At trial, the jury found that Oxford infringed all asserted patent claims. However, the jury also found that each patent claim was invalid because the patents fail to disclose sufficient information enabling the implementation of the claimed nanopore technology. The district court denied PacBio’s motion for a new trial. See Pacific Biosciences of California, Inc. v. Oxford Nanopore Technologies, Inc., Nos. 1:17-cv-00275-LPS, 1:17-cv-01353-LPS (D. Del. March 31, 2020).

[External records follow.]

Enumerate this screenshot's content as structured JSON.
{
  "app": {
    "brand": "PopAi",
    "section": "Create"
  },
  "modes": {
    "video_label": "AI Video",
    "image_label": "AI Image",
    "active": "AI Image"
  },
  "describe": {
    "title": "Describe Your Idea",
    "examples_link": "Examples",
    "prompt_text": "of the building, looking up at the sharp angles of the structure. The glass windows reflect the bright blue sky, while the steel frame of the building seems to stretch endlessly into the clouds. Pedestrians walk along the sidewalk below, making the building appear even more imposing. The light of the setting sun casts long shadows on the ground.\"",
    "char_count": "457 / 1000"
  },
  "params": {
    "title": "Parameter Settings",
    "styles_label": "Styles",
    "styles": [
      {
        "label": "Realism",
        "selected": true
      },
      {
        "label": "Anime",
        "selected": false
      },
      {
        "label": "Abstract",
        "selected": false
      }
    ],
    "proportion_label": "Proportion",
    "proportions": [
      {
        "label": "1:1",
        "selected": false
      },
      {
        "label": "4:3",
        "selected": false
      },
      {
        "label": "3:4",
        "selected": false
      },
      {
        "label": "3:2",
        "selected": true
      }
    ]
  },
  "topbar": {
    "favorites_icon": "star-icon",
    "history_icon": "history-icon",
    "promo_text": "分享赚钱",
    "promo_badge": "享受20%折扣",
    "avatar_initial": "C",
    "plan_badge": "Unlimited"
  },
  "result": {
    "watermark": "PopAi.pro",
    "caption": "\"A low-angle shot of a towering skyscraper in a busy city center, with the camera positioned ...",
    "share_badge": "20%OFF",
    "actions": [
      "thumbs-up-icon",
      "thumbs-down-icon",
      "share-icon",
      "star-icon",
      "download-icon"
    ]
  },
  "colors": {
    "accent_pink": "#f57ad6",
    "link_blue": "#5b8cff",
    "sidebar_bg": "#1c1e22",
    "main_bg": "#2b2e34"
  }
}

On appeal, the Federal Circuit noted that U.S. patent law requires patent owners to teach the public how to implement the full scope of the claimed invention. Id. (citing 35 U.S.C. § 112). According to the evidence at trial, the examples disclosed in the patents were narrowly confined to the sequencing of short synthetically made nucleic acid sequences. However, the patents broadly claim methods for sequencing not only synthetic nucleic acids but also naturally occurring biological nucleic acids, including DNA. In fact, the first known successful nanopore sequencing of naturally occurring biological DNA did not occur until two years after the patents’ priority date.

The Federal Circuit, therefore, concluded that the evidence supports the jury’s verdict of patent invalidity, because the patents did not enable implementation of the full scope of the asserted claims.